Table of contents Index

class GridFunc - Holds data representing a function of two variables, for use in splot.

Declared in module Gnuplot

Inheritance hierarchy:

Gnuplot.GridFunc
  Gnuplot.GridData
    Gnuplot.PlotItem

Synopsis

class GridFunc(GridData):
    def __init__(self, f, xvals, yvals, ufunc=0, **keyw) # GridFunc constructor.

    # Inherited from Gnuplot.PlotItem
    def __init__(self, basecommand, **keyw) # Construct a 'PlotItem'.
    def clear_option(self, name) # Clear (unset) a plot option.  No error if option was not set.
    def command(self) # Build the 'plot' command to be sent to gnuplot.
    def get_option(self, name) # Return the setting of an option.  May be overridden.
    def pipein(self, f) # Pipe necessary inline data to gnuplot.
    def set_option(self, with=<class Gnuplot._unset at 14019cc00>, title=<class Gnuplot._unset at 14019cc00>, **keyw) # Set or change a plot option for this PlotItem.

    # Inherited from Gnuplot.GridData
    def __init__(self, data, xvals=None, yvals=None, binary=1, inline=<class Gnuplot._unset at 14019cc00>, **keyw) # GridData constructor.
    def pipein(self, f)
    def set_option(self, binary=<class Gnuplot._unset at 14019cc00>, inline=<class Gnuplot._unset at 14019cc00>, **keyw) # Set or change options associated with this plotitem.

Description

GridFunc computes a function f of two variables on a rectangular grid using grid_function. After calculation the data are written to a file; no copy is kept in memory. Note that this is quite different than Func (which tells gnuplot to evaluate the function).

__init__(self, f, xvals, yvals, ufunc=0, **keyw)

GridFunc constructor.

f should be a callable object taking two arguments. f(x,y) will be computed at all grid points obtained by combining elements from xvals and yvals.

If called with ufunc=1, then f should be a function that is composed entirely of ufuncs, and it will be passed the xvals and yvals as rectangular matrices.

See the documentation for GridData for an explanation of the binary and inline arguments.

Thus if you have a function f and two vectors xvals and yvals and a Gnuplot instance called g, you can plot the function by typing g.splot(Gnuplot.GridFunc(data,xvals,yvals)).

__init__(self, basecommand, **keyw)

Construct a 'PlotItem'.

Keyword options:

with=<string>
choose how item will be plotted, e.g., with='points 3 3'.
title=<string>
set the title to be associated with the item in the plot legend.
title=None
choose notitle option (omit item from legend).
Note that omitting the title option is different than setting `title=None'; the former chooses gnuplot's default whereas the latter chooses `notitle'.

command(self)

Build the 'plot' command to be sent to gnuplot.
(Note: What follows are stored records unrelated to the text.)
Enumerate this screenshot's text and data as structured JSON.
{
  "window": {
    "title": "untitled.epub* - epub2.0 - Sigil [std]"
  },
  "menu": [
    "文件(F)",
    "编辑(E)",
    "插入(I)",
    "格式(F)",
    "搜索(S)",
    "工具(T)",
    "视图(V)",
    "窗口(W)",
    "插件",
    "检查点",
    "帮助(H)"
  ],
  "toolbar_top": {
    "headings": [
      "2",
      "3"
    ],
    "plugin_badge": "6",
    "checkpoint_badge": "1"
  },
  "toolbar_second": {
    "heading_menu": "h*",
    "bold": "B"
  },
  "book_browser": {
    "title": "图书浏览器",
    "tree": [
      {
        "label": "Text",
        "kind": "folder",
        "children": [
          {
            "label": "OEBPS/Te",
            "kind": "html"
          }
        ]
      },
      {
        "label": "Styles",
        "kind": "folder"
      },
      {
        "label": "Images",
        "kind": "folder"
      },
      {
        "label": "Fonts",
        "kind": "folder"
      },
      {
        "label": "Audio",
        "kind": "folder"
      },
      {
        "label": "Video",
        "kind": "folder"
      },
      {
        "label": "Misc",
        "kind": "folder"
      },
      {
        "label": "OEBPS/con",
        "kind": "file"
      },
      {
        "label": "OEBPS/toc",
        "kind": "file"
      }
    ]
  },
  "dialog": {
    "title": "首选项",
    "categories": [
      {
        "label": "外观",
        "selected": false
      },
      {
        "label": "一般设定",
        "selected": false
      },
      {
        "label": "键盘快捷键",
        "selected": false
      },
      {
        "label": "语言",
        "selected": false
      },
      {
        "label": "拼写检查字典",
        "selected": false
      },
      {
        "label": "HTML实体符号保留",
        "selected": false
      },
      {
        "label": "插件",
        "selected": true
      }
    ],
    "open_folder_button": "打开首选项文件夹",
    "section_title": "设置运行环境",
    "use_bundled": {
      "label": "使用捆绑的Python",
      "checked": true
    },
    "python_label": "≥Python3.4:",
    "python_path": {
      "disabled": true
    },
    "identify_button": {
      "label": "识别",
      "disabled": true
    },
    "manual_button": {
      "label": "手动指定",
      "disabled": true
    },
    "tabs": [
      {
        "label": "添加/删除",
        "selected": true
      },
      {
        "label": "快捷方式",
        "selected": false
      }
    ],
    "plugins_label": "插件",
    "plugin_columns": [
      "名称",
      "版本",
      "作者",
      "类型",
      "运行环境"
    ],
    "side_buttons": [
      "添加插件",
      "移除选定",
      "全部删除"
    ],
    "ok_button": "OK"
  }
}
Build and return the plot command, with options, necessary to display this item.

pipein(self, f)

Pipe necessary inline data to gnuplot.

If the plot command requires data to be put on stdin (i.e., 'plot "-"'), this method should put that data there. Can be overridden in derived classes.
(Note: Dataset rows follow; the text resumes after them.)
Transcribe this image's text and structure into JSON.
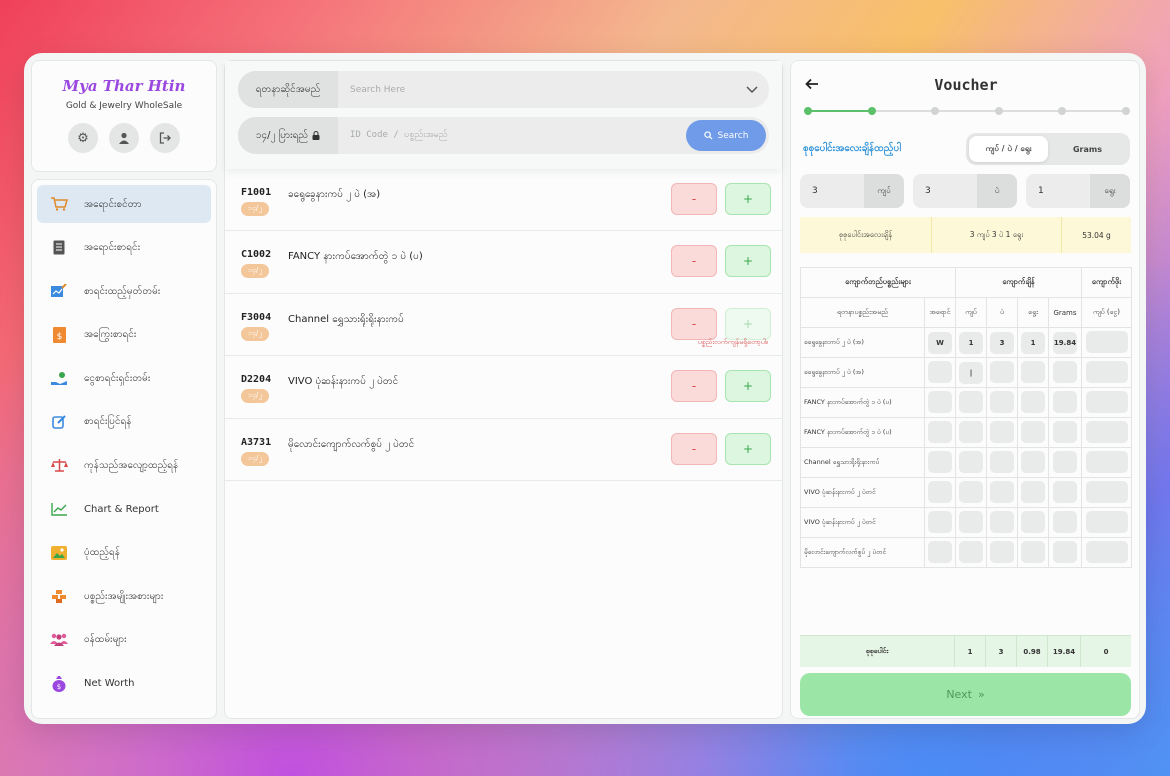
{
  "brand": {
    "name": "Mya Thar Htin",
    "subtitle": "Gold & Jewelry WholeSale",
    "icons": [
      "gear-icon",
      "user-icon",
      "logout-icon"
    ]
  },
  "sidebar": {
    "items": [
      {
        "label": "အရောင်းစင်တာ",
        "icon": "cart-icon",
        "active": true
      },
      {
        "label": "အရောင်းစာရင်း",
        "icon": "ledger-icon"
      },
      {
        "label": "စာရင်းထည့်မှတ်တမ်း",
        "icon": "chart-edit-icon"
      },
      {
        "label": "အကြွေးစာရင်း",
        "icon": "invoice-icon"
      },
      {
        "label": "ငွေစာရင်းရှင်းတမ်း",
        "icon": "hand-money-icon"
      },
      {
        "label": "စာရင်းပြင်ရန်",
        "icon": "edit-icon"
      },
      {
        "label": "ကုန်သည်အလျော့ထည့်ရန်",
        "icon": "scale-icon"
      },
      {
        "label": "Chart & Report",
        "icon": "line-chart-icon"
      },
      {
        "label": "ပုံထည့်ရန်",
        "icon": "image-icon"
      },
      {
        "label": "ပစ္စည်းအမျိုးအစားများ",
        "icon": "gold-bars-icon"
      },
      {
        "label": "ဝန်ထမ်းများ",
        "icon": "people-icon"
      },
      {
        "label": "Net Worth",
        "icon": "money-bag-icon"
      }
    ]
  },
  "search": {
    "name_label": "ရတနာဆိုင်အမည်",
    "name_placeholder": "Search Here",
    "type_label": "၁၄/၂ ပြားရည်",
    "code_placeholder": "ID Code / ပစ္စည်းအမည်",
    "button_label": "Search"
  },
  "products": [
    {
      "code": "F1001",
      "name": "ခရွေခွေနားကပ် ၂ ပဲ (အ)",
      "tag": "၁၄/၂",
      "warning": ""
    },
    {
      "code": "C1002",
      "name": "FANCY နားကပ်အောက်တွဲ ၁ ပဲ (ပ)",
      "tag": "၁၄/၂",
      "warning": ""
    },
    {
      "code": "F3004",
      "name": "Channel ရွှေသားရိုးရိုးနားကပ်",
      "tag": "၁၄/၂",
      "warning": "ပစ္စည်းလက်ကျန်မရှိတော့ပါ။",
      "plus_disabled": true
    },
    {
      "code": "D2204",
      "name": "VIVO ပုံဆန်းနားကပ် ၂ ပဲတင်",
      "tag": "၁၄/၂",
      "warning": ""
    },
    {
      "code": "A3731",
      "name": "မိုလောင်းကျောက်လက်စွပ် ၂ ပဲတင်",
      "tag": "၁၄/၂",
      "warning": ""
    }
  ],
  "buttons": {
    "minus": "-",
    "plus": "+"
  },
  "voucher": {
    "title": "Voucher",
    "back_icon": "arrow-left-icon",
    "steps_total": 6,
    "steps_done": 2,
    "weight_title": "စုစုပေါင်းအလေးချိန်ထည့်ပါ",
    "toggle": [
      "ကျပ် / ပဲ / ရွေး",
      "Grams"
    ],
    "inputs": [
      {
        "value": "3",
        "unit": "ကျပ်"
      },
      {
        "value": "3",
        "unit": "ပဲ"
      },
      {
        "value": "1",
        "unit": "ရွေး"
      }
    ],
    "summary": {
      "label": "စုစုပေါင်းအလေးချိန်",
      "value": "3 ကျပ် 3 ပဲ 1 ရွေး",
      "grams": "53.04 g"
    },
    "table": {
      "group_headers": [
        "ကျောက်တည်ပစ္စည်းများ",
        "ကျောက်ချိန်",
        "ကျောက်ဖိုး"
      ],
      "col_headers": [
        "ရတနာပစ္စည်းအမည်",
        "အရောင်",
        "ကျပ်",
        "ပဲ",
        "ရွေး",
        "Grams",
        "ကျပ် (ငွေ)"
      ],
      "rows": [
        {
          "name": "ခရွေခွေနားကပ် ၂ ပဲ (အ)",
          "vals": [
            "W",
            "1",
            "3",
            "1",
            "19.84",
            ""
          ]
        },
        {
          "name": "ခရွေခွေနားကပ် ၂ ပဲ (အ)",
          "vals": [
            "",
            "|",
            "",
            "",
            "",
            ""
          ]
        },
        {
          "name": "FANCY နားကပ်အောက်တွဲ ၁ ပဲ (ပ)",
          "vals": [
            "",
            "",
            "",
            "",
            "",
            ""
          ]
        },
        {
          "name": "FANCY နားကပ်အောက်တွဲ ၁ ပဲ (ပ)",
          "vals": [
            "",
            "",
            "",
            "",
            "",
            ""
          ]
        },
        {
          "name": "Channel ရွှေသားရိုးရိုးနားကပ်",
          "vals": [
            "",
            "",
            "",
            "",
            "",
            ""
          ]
        },
        {
          "name": "VIVO ပုံဆန်းနားကပ် ၂ ပဲတင်",
          "vals": [
            "",
            "",
            "",
            "",
            "",
            ""
          ]
        },
        {
          "name": "VIVO ပုံဆန်းနားကပ် ၂ ပဲတင်",
          "vals": [
            "",
            "",
            "",
            "",
            "",
            ""
          ]
        },
        {
          "name": "မိုလောင်းကျောက်လက်စွပ် ၂ ပဲတင်",
          "vals": [
            "",
            "",
            "",
            "",
            "",
            ""
          ]
        }
      ]
    },
    "totals": {
      "label": "စုစုပေါင်း",
      "vals": [
        "1",
        "3",
        "0.98",
        "19.84",
        "0"
      ]
    },
    "next_label": "Next"
  }
}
set_option(self, with=<class Gnuplot._unset at 14019cc00>, title=<class Gnuplot._unset at 14019cc00>, **keyw)

Set or change a plot option for this PlotItem.

See documentation for __init__ for information about allowed options. This function should be overridden by derived classes to allow additional options.

__init__(self, data, xvals=None, yvals=None, binary=1, inline=<class Gnuplot._unset at 14019cc00>, **keyw)

GridData constructor.

data must be a data array holding the values of a function f(x,y) tabulated on a grid of points, such that 'data[i,j] == f(xvals[i], yvals[j])'. If xvals and/or yvals are omitted, integers (starting with 0) are used for that coordinate. The data are written to a temporary file; no copy of the data is kept in memory.If binary=0 then the data are written to a datafile as 'x y f(x,y)' triplets (y changes most rapidly) that can be used by gnuplot's splot command. Blank lines are included each time the value of x changes so that gnuplot knows to plot a surface through the data.If binary=1 then the data are written to a file in a binary format that splot can understand. Binary format is faster and usually saves disk space but is not human-readable. If your version of gnuplot doesn't support binary format (it is a recently-added feature), this behavior can be disabled by setting the configuration variable _recognizes_binary_splot=0 at the top of this file.Thus if you have three arrays in the above format and a Gnuplot instance called g, you can plot your data by typing g.splot(Gnuplot.GridData(data,xvals,yvals)).

set_option(self, binary=<class Gnuplot._unset at 14019cc00>, inline=<class Gnuplot._unset at 14019cc00>, **keyw)

Set or change options associated with this plotitem.

Note that the binary and inline options cannot be changed.